Media January-March 2005
|News Release: January 26, 2005||View Printable PDF Version|
|Docket Numbers: IN02-10-001|
Commission accepts $21 million civil penalty to settle investigation of AEP's natural gas activities
The Federal Energy Regulatory Commission today accepted a settlement agreement with American Electric Power Co. to resolve an investigation into the natural gas storage and transportation activities of two intrastate pipeline units formerly owned by the Columbus, Ohio-based utility holding company, and AEP-affiliated marketers.
The settlement calls for AEP to pay a $21 million civil penalty under the Natural Gas Policy Act of 1978 (NGPA), the largest civil penalty ever assessed by the Commission. It also requires AEP to adopt a compliance plan to prevent future violations.
The agreement closes an investigation by the Office of Market Oversight and Investigations of preferences that the intrastate pipelines provided to affiliated gas marketers in transportation and storage under the Commission's NGPA jurisdiction. AEP neither admits nor denies the violations.
"This settlement is good for customers and represents a relatively rare opportunity to exercise FERC's rather limited civil penalty authority," said Commission Chairman Pat Wood, III. "Our ability to protect customers will be enhanced if Congress acts to expand the Commission's civil penalty authority so it is on par with those of other federal agencies," Chairman Wood noted.
Today's settlement culminates a Commission staff investigation which concluded that AEP's Jefferson Island Storage & Hub intrastate pipeline failed to disclose to the Commission a non-public agreement in which Jefferson Island put its affiliated gas marketer AEP Energy Services in control of injections and withdrawals at Jefferson Island's gas storage facility in Louisiana. This agreement allowed Energy Services to receive storage services that Jefferson Island did not provide to any other customer, as well as exclusive, continuing access to confidential storage information about Jefferson Island's other customers. Staff also concluded that AEP's Louisiana Intrastate Gas pipeline provided undue preferences in transportation services to Energy Services. Neither pipeline company is currently owned by AEP. Commission staff understands that the companies' new owners are not repeating the improper practices.

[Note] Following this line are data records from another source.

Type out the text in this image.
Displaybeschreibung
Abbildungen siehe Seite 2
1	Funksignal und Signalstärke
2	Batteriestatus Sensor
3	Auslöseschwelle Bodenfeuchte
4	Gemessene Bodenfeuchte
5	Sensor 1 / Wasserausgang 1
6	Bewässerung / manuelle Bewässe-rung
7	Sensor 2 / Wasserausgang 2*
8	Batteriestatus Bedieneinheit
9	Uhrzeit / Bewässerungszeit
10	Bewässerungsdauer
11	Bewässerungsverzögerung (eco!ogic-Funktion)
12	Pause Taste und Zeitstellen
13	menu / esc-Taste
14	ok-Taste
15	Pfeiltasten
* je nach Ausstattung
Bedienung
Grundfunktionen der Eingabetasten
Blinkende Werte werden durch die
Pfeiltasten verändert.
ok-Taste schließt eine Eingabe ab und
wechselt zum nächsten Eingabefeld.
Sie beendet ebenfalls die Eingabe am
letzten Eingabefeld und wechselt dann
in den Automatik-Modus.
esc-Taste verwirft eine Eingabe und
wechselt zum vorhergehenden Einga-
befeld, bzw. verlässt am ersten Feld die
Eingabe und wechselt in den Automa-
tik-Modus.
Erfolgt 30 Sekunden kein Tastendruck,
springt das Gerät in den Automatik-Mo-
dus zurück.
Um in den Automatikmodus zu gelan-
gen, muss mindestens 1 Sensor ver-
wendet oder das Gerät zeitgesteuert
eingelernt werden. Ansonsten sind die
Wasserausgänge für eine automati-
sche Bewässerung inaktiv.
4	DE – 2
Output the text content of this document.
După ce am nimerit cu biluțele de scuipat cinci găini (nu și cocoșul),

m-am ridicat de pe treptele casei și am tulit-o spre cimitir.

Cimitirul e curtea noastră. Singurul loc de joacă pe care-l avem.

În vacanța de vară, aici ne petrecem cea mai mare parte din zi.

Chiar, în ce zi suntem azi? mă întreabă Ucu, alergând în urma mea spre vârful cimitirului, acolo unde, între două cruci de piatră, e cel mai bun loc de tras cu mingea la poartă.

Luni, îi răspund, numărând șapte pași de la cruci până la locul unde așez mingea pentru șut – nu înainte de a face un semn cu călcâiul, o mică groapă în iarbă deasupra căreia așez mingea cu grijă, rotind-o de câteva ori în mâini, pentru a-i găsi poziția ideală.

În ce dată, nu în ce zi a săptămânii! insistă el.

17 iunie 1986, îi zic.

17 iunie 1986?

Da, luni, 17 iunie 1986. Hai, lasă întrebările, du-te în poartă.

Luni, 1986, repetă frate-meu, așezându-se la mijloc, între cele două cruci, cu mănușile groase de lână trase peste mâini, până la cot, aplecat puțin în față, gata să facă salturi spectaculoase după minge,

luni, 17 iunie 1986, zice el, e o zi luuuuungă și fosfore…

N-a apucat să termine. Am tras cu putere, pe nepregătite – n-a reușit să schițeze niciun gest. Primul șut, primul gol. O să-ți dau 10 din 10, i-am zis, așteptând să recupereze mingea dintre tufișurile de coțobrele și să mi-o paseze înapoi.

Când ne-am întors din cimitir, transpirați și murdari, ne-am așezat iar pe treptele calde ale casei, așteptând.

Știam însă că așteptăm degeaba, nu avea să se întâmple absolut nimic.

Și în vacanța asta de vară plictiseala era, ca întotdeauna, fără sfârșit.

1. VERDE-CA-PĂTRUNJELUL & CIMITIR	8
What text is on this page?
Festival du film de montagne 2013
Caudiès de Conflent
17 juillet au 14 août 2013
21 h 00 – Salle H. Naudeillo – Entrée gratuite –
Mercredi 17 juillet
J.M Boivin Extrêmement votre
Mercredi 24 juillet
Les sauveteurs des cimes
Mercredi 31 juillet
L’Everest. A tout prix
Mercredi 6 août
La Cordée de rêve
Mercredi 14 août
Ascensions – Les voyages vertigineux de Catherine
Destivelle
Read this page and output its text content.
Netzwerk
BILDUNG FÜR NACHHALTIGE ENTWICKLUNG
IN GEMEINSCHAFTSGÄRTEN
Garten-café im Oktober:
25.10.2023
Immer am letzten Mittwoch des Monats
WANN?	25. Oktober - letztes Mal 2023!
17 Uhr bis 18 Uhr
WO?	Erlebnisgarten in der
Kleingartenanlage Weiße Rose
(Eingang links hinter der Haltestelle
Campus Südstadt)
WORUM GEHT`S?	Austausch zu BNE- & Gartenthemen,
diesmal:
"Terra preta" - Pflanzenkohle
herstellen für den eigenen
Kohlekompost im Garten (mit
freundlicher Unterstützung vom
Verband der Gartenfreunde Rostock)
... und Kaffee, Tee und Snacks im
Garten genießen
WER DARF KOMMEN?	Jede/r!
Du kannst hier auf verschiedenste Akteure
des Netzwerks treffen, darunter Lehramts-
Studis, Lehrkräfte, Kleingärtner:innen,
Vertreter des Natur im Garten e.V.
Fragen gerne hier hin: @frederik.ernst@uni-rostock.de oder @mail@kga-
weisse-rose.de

In addition to the $21 million civil penalty, the agreement requires AEP, Energy Services, American Electric Power Service Corp. and Houston Pipe Line Co., AEP's remaining intrastate pipeline company now within the Commission's NGPA jurisdiction, to follow a four-year compliance plan to prevent future violations. The plan provides for continued monitoring by Commission staff of AEP's compliance with Standards of Conduct, Market Behavior rules, and the Commission's NGPA regulations. AEP will designate a Compliance Officer to develop a coordinated plan for compliance with Commission rules and training of personnel and to report to OMOI on the plan's implementation.
Also today, the U.S. Department of Justice and the U.S. Commodity Futures Trading Commission each announced settlements with AEP.
Pursuant to the DOJ settlement, Energy Services will pay a $30 million criminal penalty to resolve a criminal investigation into the knowing delivery of knowingly inaccurate reports concerning natural gas commodity markets. DOJ will defer filing criminal charges against Energy Services for 15 months, at which time DOJ will close any further investigation or pursuit of Energy Services relating to the investigation if Energy Services fully complies with the DOJ settlement.
The CFTC settled charges it filed in September 2003, alleging that AEP and Energy Services engaged in false reporting to energy price index compilers and thereby engaged in attempted manipulation. Under the CFTC settlement, Energy Services will pay a civil monetary penalty of $30 million and acknowledge and accept responsibility for submitting knowingly inaccurate data for one or more delivery points or hubs for which Energy Services provided trade information.
FERC, CFTC and the Department of Justice coordinated their investigations. "The Commission would like to thank the CFTC and the Justice Department for their ongoing cooperation in this matter and for investigating under their statutory authority unlawful conduct in the natural gas and electricity markets," Chairman Wood said.